Im vorletzten Jahrhundert waren Distanzrennen in Amerika sehr populär – viel populärer als man angesichts der großen Aufmerksamkeit, die damals dem konventionellen Rennsport gewidmet wurde, annehmen möchte. Der Sport wurde in jeder Region des Landes betrieben. Unter den Teilnehmern waren Züchter aus den Südstaaten, Reitlehrer aus dem Norden, Kongressabgeordnete aus dem Osten und jede Menge Cowboys, Indianer und Soldaten aus dem Westen. Sie ritten oder fuhren Vollblüter, Mustangs, Traber und jede Rasse, die auch nur etwas Biss zeigte.

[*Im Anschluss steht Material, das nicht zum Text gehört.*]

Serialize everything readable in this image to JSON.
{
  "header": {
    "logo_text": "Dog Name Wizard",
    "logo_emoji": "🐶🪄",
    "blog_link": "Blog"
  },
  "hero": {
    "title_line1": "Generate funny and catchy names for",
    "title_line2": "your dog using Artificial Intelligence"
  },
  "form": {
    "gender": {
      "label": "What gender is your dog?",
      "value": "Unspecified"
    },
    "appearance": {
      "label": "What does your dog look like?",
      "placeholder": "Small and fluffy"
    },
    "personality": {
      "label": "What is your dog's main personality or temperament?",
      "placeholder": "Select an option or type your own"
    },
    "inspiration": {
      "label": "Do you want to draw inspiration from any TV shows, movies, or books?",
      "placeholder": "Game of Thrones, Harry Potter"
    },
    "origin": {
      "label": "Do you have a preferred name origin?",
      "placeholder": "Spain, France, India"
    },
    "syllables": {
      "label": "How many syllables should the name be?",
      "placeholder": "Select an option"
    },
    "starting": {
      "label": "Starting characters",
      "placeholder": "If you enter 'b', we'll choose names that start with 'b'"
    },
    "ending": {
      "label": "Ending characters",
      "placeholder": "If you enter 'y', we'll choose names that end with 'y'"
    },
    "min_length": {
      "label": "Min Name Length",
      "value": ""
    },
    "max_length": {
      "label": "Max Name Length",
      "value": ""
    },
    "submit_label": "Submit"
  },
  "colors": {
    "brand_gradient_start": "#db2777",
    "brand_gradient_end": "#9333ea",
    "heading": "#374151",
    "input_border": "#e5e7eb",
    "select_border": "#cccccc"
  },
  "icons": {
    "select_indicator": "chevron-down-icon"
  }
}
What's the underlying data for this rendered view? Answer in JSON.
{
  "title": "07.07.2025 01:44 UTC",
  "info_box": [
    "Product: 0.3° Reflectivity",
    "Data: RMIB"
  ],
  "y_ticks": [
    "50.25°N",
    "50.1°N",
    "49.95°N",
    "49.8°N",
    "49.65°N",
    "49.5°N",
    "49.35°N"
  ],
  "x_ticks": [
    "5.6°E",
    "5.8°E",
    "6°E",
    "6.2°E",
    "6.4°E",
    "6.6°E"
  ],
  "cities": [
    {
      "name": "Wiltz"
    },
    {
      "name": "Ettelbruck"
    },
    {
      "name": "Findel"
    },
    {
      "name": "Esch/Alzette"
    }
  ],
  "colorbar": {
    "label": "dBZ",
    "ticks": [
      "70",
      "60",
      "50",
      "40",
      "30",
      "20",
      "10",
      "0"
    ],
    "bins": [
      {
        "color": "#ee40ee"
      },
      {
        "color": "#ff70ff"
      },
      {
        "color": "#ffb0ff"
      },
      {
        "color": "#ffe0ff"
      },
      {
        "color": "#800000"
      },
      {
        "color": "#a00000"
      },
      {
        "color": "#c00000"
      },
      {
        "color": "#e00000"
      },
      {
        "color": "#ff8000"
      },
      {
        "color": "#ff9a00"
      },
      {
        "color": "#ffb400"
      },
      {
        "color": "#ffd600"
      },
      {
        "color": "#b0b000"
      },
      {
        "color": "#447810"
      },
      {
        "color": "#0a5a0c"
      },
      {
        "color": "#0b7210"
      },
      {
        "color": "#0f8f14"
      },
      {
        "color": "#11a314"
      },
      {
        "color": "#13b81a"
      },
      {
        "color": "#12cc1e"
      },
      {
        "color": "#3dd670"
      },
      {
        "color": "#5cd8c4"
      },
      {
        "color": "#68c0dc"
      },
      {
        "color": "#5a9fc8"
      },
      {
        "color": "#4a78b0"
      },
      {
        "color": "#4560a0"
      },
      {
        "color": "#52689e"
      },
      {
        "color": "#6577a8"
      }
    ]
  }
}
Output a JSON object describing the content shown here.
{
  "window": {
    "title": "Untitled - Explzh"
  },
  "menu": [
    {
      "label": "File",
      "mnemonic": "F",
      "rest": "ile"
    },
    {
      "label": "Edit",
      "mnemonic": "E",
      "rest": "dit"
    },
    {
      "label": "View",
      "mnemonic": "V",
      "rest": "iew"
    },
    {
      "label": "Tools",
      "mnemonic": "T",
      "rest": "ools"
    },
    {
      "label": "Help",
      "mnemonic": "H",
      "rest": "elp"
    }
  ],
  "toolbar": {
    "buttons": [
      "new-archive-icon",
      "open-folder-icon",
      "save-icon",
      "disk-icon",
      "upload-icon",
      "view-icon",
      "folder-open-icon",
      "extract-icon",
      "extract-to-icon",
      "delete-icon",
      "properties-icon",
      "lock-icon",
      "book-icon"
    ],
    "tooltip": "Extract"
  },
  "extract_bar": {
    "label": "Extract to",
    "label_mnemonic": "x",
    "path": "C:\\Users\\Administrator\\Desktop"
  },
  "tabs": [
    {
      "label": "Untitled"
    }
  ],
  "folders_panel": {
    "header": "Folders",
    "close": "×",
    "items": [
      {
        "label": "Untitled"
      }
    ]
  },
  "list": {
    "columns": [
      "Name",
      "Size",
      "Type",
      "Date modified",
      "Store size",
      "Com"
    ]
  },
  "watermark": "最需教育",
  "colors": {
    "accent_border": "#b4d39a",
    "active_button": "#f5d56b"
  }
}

Frank Hopkins gewann im späten 19. Jahrhundert insgesamt vierhundert Rennen und meistens ritt er Mustangs. Neben ihrer enormen Ausdauer schätzte Hopkins vor allem die Intelligenz und Genügsamkeit dieser Rasse.

"You can't beat mustang intelligence in the entire equine race. These animals have had to shift for themselves for generations. They had to work out their own destiny or be destroyed. Those that survived were animals of superior intelligence."

Frank T. Hopkins

Der Spanische Mustang half jenes Amerika zu erschaffen, das wir kennen. Das wilde Pferd des nordamerikanischen Westens ist der direkte Nachkomme der Pferde, mit denen spanische Conquistadoren die Neue Welt eroberten. Die Rasse, aus der Indianerponys, Kavalleriepferde und die legendären Ponyexpress-Pferde hervorgingen, kann auf eine lange und vielfältige Geschichte zurückblicken. Seit den 50er Jahren des 20. Jahrhunderts haben sich engagierte Züchter in den USA dem Erhalt dieser Pferde, die auf der Liste der vom Aussterben bedrohten Rassen stehen, gewidmet. Der Spanische Mustang darf daher nicht mit dem amerikanischen Wildpferd verwechselt werden, das vom Bureau of Land Management (BLM) kontrolliert wird.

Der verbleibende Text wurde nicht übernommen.